The NSW government is planning to introduce legislation that would force service station operators to disclose their price data in real time to a consumer price map guiding drivers to the cheapest bowser.
State innovation minister Victor Dominello has already proved he is prepared to change the law in order to compel organisations to share data with his department, having created the Data Analytics Centre last year with powers to demand data sets from fellow state agencies.
This morning the minister said he intended to make all 2000 NSW service stations keep the state government up to date with price movements, creating a data feed accurate to the last five or ten minutes.
“In the past the oil companies would have all the data but wouldn’t share it with the consumer. Now we are going to empower consumers by giving them the same information the marketplace has,” he told attendees at an AIIA innovation briefing.

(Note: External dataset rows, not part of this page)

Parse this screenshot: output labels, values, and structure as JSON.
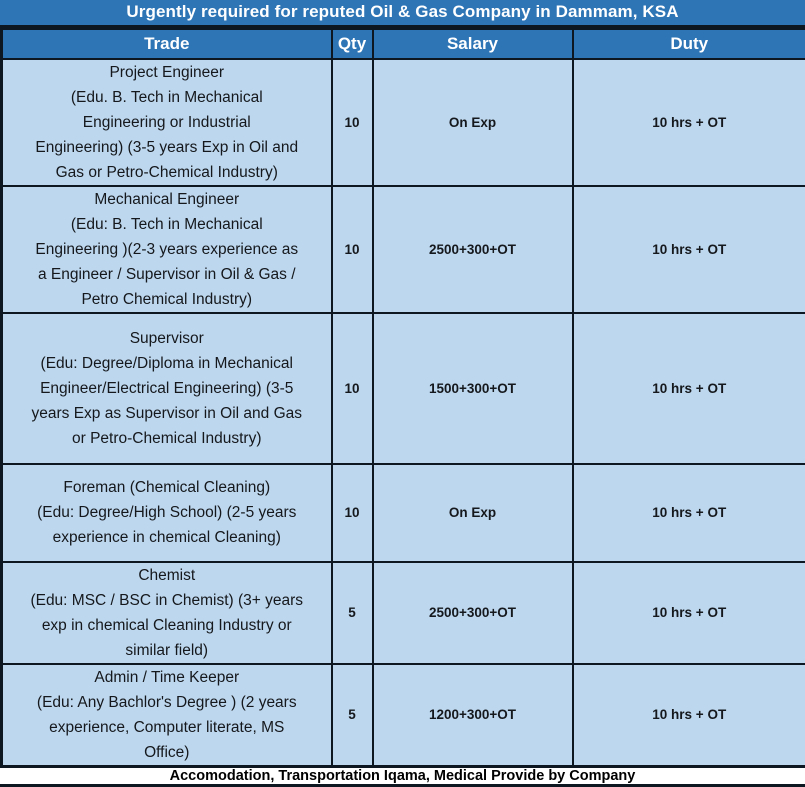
{
  "title": "Urgently required for reputed Oil & Gas Company in Dammam, KSA",
  "columns": [
    "Trade",
    "Qty",
    "Salary",
    "Duty"
  ],
  "rows": [
    {
      "trade": "Project Engineer\n(Edu. B. Tech in Mechanical\nEngineering or Industrial\nEngineering) (3-5 years Exp in Oil and\nGas or Petro-Chemical Industry)",
      "qty": "10",
      "salary": "On Exp",
      "duty": "10 hrs + OT"
    },
    {
      "trade": "Mechanical Engineer\n(Edu: B. Tech in Mechanical\nEngineering )(2-3 years experience as\na Engineer / Supervisor in Oil & Gas /\nPetro Chemical Industry)",
      "qty": "10",
      "salary": "2500+300+OT",
      "duty": "10 hrs + OT"
    },
    {
      "trade": "Supervisor\n(Edu: Degree/Diploma in Mechanical\nEngineer/Electrical Engineering) (3-5\nyears Exp as Supervisor in Oil and Gas\nor Petro-Chemical Industry)",
      "qty": "10",
      "salary": "1500+300+OT",
      "duty": "10 hrs + OT"
    },
    {
      "trade": "Foreman (Chemical Cleaning)\n(Edu: Degree/High School) (2-5 years\nexperience in chemical Cleaning)",
      "qty": "10",
      "salary": "On Exp",
      "duty": "10 hrs + OT"
    },
    {
      "trade": "Chemist\n(Edu: MSC / BSC in Chemist) (3+ years\nexp in chemical Cleaning Industry or\nsimilar field)",
      "qty": "5",
      "salary": "2500+300+OT",
      "duty": "10 hrs + OT"
    },
    {
      "trade": "Admin / Time Keeper\n(Edu: Any Bachlor's Degree ) (2 years\nexperience, Computer literate, MS\nOffice)",
      "qty": "5",
      "salary": "1200+300+OT",
      "duty": "10 hrs + OT"
    }
  ],
  "footer": "Accomodation, Transportation Iqama, Medical Provide by Company",
  "colors": {
    "header_blue": "#2E75B6",
    "cell_blue": "#BDD7EE",
    "border": "#0D1722",
    "title_text": "#FFFFFF",
    "body_text": "#15181C"
  }
}
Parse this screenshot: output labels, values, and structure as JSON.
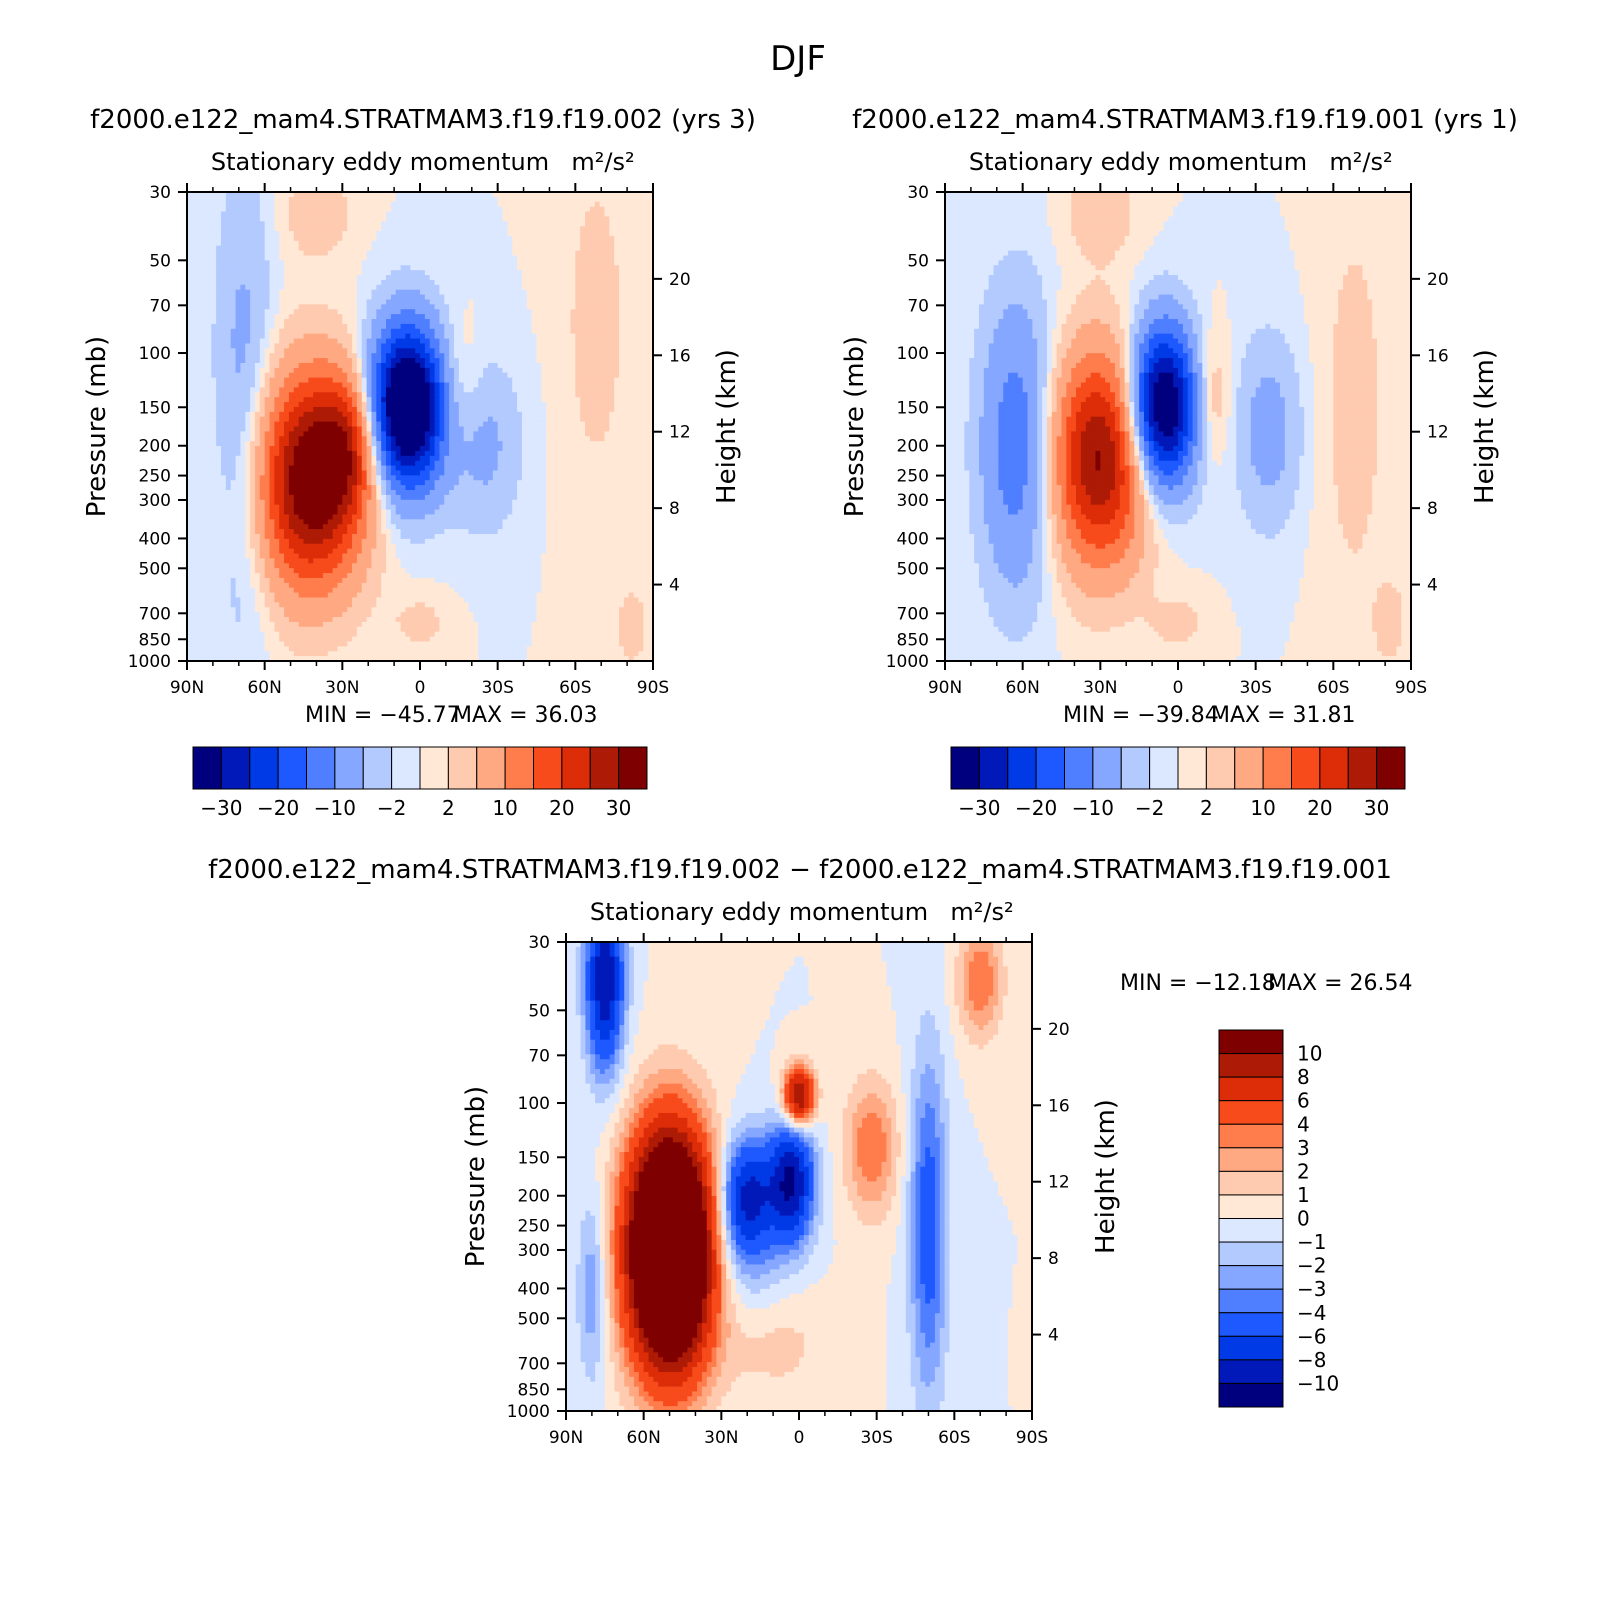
{
  "figure": {
    "season": "DJF",
    "case1_title": "f2000.e122_mam4.STRATMAM3.f19.f19.002  (yrs  3)",
    "case2_title": "f2000.e122_mam4.STRATMAM3.f19.f19.001  (yrs  1)",
    "diff_title": "f2000.e122_mam4.STRATMAM3.f19.f19.002  −  f2000.e122_mam4.STRATMAM3.f19.f19.001"
  },
  "chart_data": [
    {
      "type": "heatmap",
      "id": "case1",
      "title": "Stationary  eddy  momentum",
      "units": "m²/s²",
      "xlabel": "",
      "ylabel": "Pressure  (mb)",
      "y2label": "Height  (km)",
      "x_ticks": [
        "90N",
        "60N",
        "30N",
        "0",
        "30S",
        "60S",
        "90S"
      ],
      "y_ticks": [
        30,
        50,
        70,
        100,
        150,
        200,
        250,
        300,
        400,
        500,
        700,
        850,
        1000
      ],
      "y2_ticks": [
        4,
        8,
        12,
        16,
        20
      ],
      "xlim": [
        90,
        -90
      ],
      "ylim": [
        1000,
        30
      ],
      "y_scale": "log",
      "min_label": "MIN  =  −45.77",
      "max_label": "MAX  =    36.03",
      "min": -45.77,
      "max": 36.03,
      "levels": [
        -30,
        -25,
        -20,
        -15,
        -10,
        -5,
        -2,
        0,
        2,
        5,
        10,
        15,
        20,
        25,
        30
      ],
      "colorbar_labels": [
        "−30",
        "−20",
        "−10",
        "−2",
        "2",
        "10",
        "20",
        "30"
      ],
      "features": [
        {
          "lat": 42,
          "p": 260,
          "value": 36,
          "sig_lat": 14,
          "sig_z": 0.55
        },
        {
          "lat": 28,
          "p": 200,
          "value": 14,
          "sig_lat": 8,
          "sig_z": 0.35
        },
        {
          "lat": 5,
          "p": 150,
          "value": -45,
          "sig_lat": 10,
          "sig_z": 0.42
        },
        {
          "lat": 68,
          "p": 150,
          "value": -7,
          "sig_lat": 8,
          "sig_z": 1.2
        },
        {
          "lat": -25,
          "p": 200,
          "value": -6,
          "sig_lat": 10,
          "sig_z": 0.45
        },
        {
          "lat": -15,
          "p": 130,
          "value": 5,
          "sig_lat": 6,
          "sig_z": 0.35
        },
        {
          "lat": 40,
          "p": 35,
          "value": 4,
          "sig_lat": 10,
          "sig_z": 0.25
        },
        {
          "lat": -68,
          "p": 80,
          "value": 3,
          "sig_lat": 10,
          "sig_z": 1.0
        },
        {
          "lat": 0,
          "p": 750,
          "value": 3,
          "sig_lat": 8,
          "sig_z": 0.15
        },
        {
          "lat": -82,
          "p": 780,
          "value": 4,
          "sig_lat": 4,
          "sig_z": 0.2
        }
      ]
    },
    {
      "type": "heatmap",
      "id": "case2",
      "title": "Stationary  eddy  momentum",
      "units": "m²/s²",
      "xlabel": "",
      "ylabel": "Pressure  (mb)",
      "y2label": "Height  (km)",
      "x_ticks": [
        "90N",
        "60N",
        "30N",
        "0",
        "30S",
        "60S",
        "90S"
      ],
      "y_ticks": [
        30,
        50,
        70,
        100,
        150,
        200,
        250,
        300,
        400,
        500,
        700,
        850,
        1000
      ],
      "y2_ticks": [
        4,
        8,
        12,
        16,
        20
      ],
      "xlim": [
        90,
        -90
      ],
      "ylim": [
        1000,
        30
      ],
      "y_scale": "log",
      "min_label": "MIN  =  −39.84",
      "max_label": "MAX  =    31.81",
      "min": -39.84,
      "max": 31.81,
      "levels": [
        -30,
        -25,
        -20,
        -15,
        -10,
        -5,
        -2,
        0,
        2,
        5,
        10,
        15,
        20,
        25,
        30
      ],
      "colorbar_labels": [
        "−30",
        "−20",
        "−10",
        "−2",
        "2",
        "10",
        "20",
        "30"
      ],
      "features": [
        {
          "lat": 30,
          "p": 220,
          "value": 31,
          "sig_lat": 13,
          "sig_z": 0.55
        },
        {
          "lat": 6,
          "p": 150,
          "value": -40,
          "sig_lat": 9,
          "sig_z": 0.42
        },
        {
          "lat": 62,
          "p": 200,
          "value": -14,
          "sig_lat": 10,
          "sig_z": 0.75
        },
        {
          "lat": -35,
          "p": 180,
          "value": -7,
          "sig_lat": 9,
          "sig_z": 0.5
        },
        {
          "lat": -13,
          "p": 140,
          "value": 6,
          "sig_lat": 5,
          "sig_z": 0.35
        },
        {
          "lat": 30,
          "p": 35,
          "value": 4,
          "sig_lat": 10,
          "sig_z": 0.25
        },
        {
          "lat": -68,
          "p": 150,
          "value": 3,
          "sig_lat": 10,
          "sig_z": 1.2
        },
        {
          "lat": 0,
          "p": 750,
          "value": 3,
          "sig_lat": 8,
          "sig_z": 0.15
        },
        {
          "lat": -82,
          "p": 750,
          "value": 4,
          "sig_lat": 4,
          "sig_z": 0.2
        }
      ]
    },
    {
      "type": "heatmap",
      "id": "diff",
      "title": "Stationary  eddy  momentum",
      "units": "m²/s²",
      "xlabel": "",
      "ylabel": "Pressure  (mb)",
      "y2label": "Height  (km)",
      "x_ticks": [
        "90N",
        "60N",
        "30N",
        "0",
        "30S",
        "60S",
        "90S"
      ],
      "y_ticks": [
        30,
        50,
        70,
        100,
        150,
        200,
        250,
        300,
        400,
        500,
        700,
        850,
        1000
      ],
      "y2_ticks": [
        4,
        8,
        12,
        16,
        20
      ],
      "xlim": [
        90,
        -90
      ],
      "ylim": [
        1000,
        30
      ],
      "y_scale": "log",
      "min_label": "MIN  =  −12.18",
      "max_label": "MAX  =    26.54",
      "min": -12.18,
      "max": 26.54,
      "levels": [
        -10,
        -8,
        -6,
        -4,
        -3,
        -2,
        -1,
        0,
        1,
        2,
        3,
        4,
        6,
        8,
        10
      ],
      "colorbar_labels": [
        "10",
        "8",
        "6",
        "4",
        "3",
        "2",
        "1",
        "0",
        "−1",
        "−2",
        "−3",
        "−4",
        "−6",
        "−8",
        "−10"
      ],
      "features": [
        {
          "lat": 50,
          "p": 300,
          "value": 26,
          "sig_lat": 11,
          "sig_z": 0.6
        },
        {
          "lat": 20,
          "p": 200,
          "value": -8,
          "sig_lat": 7,
          "sig_z": 0.3
        },
        {
          "lat": 3,
          "p": 180,
          "value": -10,
          "sig_lat": 6,
          "sig_z": 0.3
        },
        {
          "lat": 0,
          "p": 95,
          "value": 11,
          "sig_lat": 4,
          "sig_z": 0.15
        },
        {
          "lat": 75,
          "p": 40,
          "value": -10,
          "sig_lat": 5,
          "sig_z": 0.45
        },
        {
          "lat": -28,
          "p": 140,
          "value": 4,
          "sig_lat": 7,
          "sig_z": 0.35
        },
        {
          "lat": -50,
          "p": 250,
          "value": -5,
          "sig_lat": 5,
          "sig_z": 0.9
        },
        {
          "lat": -70,
          "p": 40,
          "value": 4,
          "sig_lat": 6,
          "sig_z": 0.3
        },
        {
          "lat": 80,
          "p": 400,
          "value": -3,
          "sig_lat": 4,
          "sig_z": 0.5
        },
        {
          "lat": 10,
          "p": 600,
          "value": 1.5,
          "sig_lat": 15,
          "sig_z": 0.3
        },
        {
          "lat": 20,
          "p": 300,
          "value": -2,
          "sig_lat": 12,
          "sig_z": 0.4
        }
      ]
    }
  ],
  "colors": {
    "case_palette": [
      "#00007f",
      "#0019b8",
      "#0039e6",
      "#1e58ff",
      "#4f7fff",
      "#86a7ff",
      "#b3caff",
      "#dbe8ff",
      "#ffe8d6",
      "#ffcbb0",
      "#ffa983",
      "#ff7c4d",
      "#f74b1b",
      "#dc2c08",
      "#ad1a05",
      "#7f0000"
    ],
    "diff_palette": [
      "#00007f",
      "#0019b8",
      "#0039e6",
      "#1e58ff",
      "#4f7fff",
      "#86a7ff",
      "#b3caff",
      "#dbe8ff",
      "#ffe8d6",
      "#ffcbb0",
      "#ffa983",
      "#ff7c4d",
      "#f74b1b",
      "#dc2c08",
      "#ad1a05",
      "#7f0000"
    ]
  }
}
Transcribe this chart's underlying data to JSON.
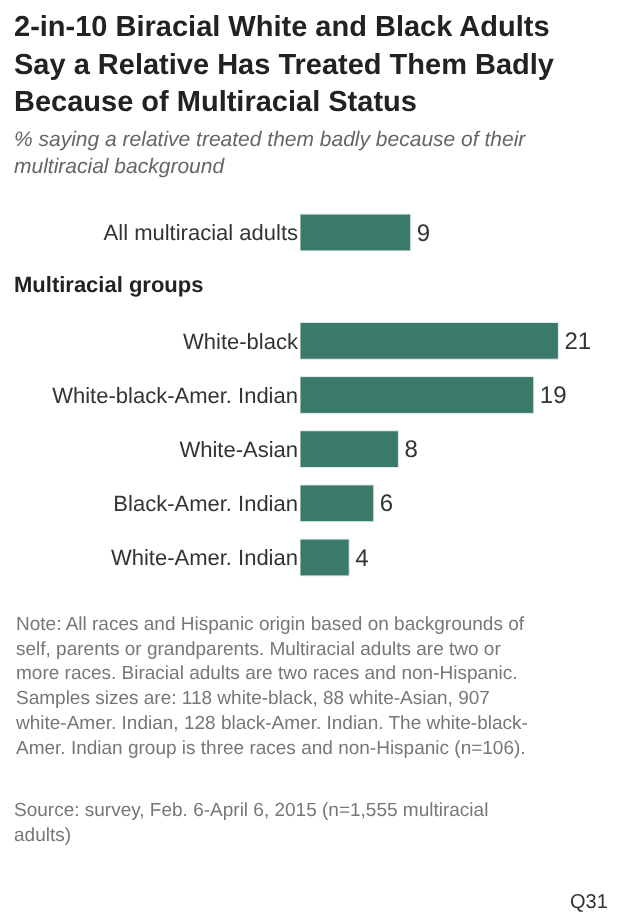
{
  "chart_data": {
    "type": "bar",
    "orientation": "horizontal",
    "title": "2-in-10 Biracial White and Black Adults Say a Relative Has Treated Them Badly Because of Multiracial Status",
    "subtitle": "% saying a relative treated them badly because of their multiracial background",
    "categories": [
      "All multiracial adults",
      "White-black",
      "White-black-Amer. Indian",
      "White-Asian",
      "Black-Amer. Indian",
      "White-Amer. Indian"
    ],
    "values": [
      9,
      21,
      19,
      8,
      6,
      4
    ],
    "color": "#3b7a68",
    "tick_labels": "y",
    "data_labels": true,
    "legend": false,
    "annotations": [
      "Multiracial groups",
      "Note: All races and Hispanic origin based on backgrounds of self, parents or grandparents. Multiracial adults are two or more races. Biracial adults are two races and non-Hispanic. Samples sizes are: 118 white-black, 88 white-Asian, 907 white-Amer. Indian, 128 black-Amer. Indian. The white-black-Amer. Indian group is three races and non-Hispanic (n=106).",
      "Source: survey, Feb. 6-April 6, 2015 (n=1,555 multiracial adults)",
      "Q31"
    ]
  }
}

“You’ll be able to open up the map and check where the cheapest price is between here and Parramatta and stop in there."
He said he expected the app, which is currently being designed, to become available mid-year as long as everything goes to plan with the passage of the enabling bill.
Combating false alarms
It will represent the first win for Dominello’s DAC, which is now setting its sights on rescuing the state’s fire brigade from a financially-crippling 97 percent false alarm rate in metropolitan Sydney.
Of the 48,000 callouts received by NSW Fire and Rescue in the city every year, only three percent represent actual fires, but all require two trucks filled with fully equipped firefighters to be sent to the scene.
The DAC has called in external consultants to create an algorithm that would let dispatch know which calls are most likely a false alarm, so potentially just one fire truck can be sent to investigate.
It has already given the analysts callout data, triple zero call data, weather data, records of surges on the electrical grid and dust levels that it has drawn out of its partner agencies in the NSW government.
“If there is more than one caller on a site there is a higher probability of it being a real fire,” Dominello said.
“But if there is a lightning strike again that is consistent with an electrical problem causing a false alarm."
Dominello said any reduction in the 97 percent “would be a major improvement” to fire and rescue’s operating balance sheet, potentially allowing money to be injected back into health, education and better emergency services.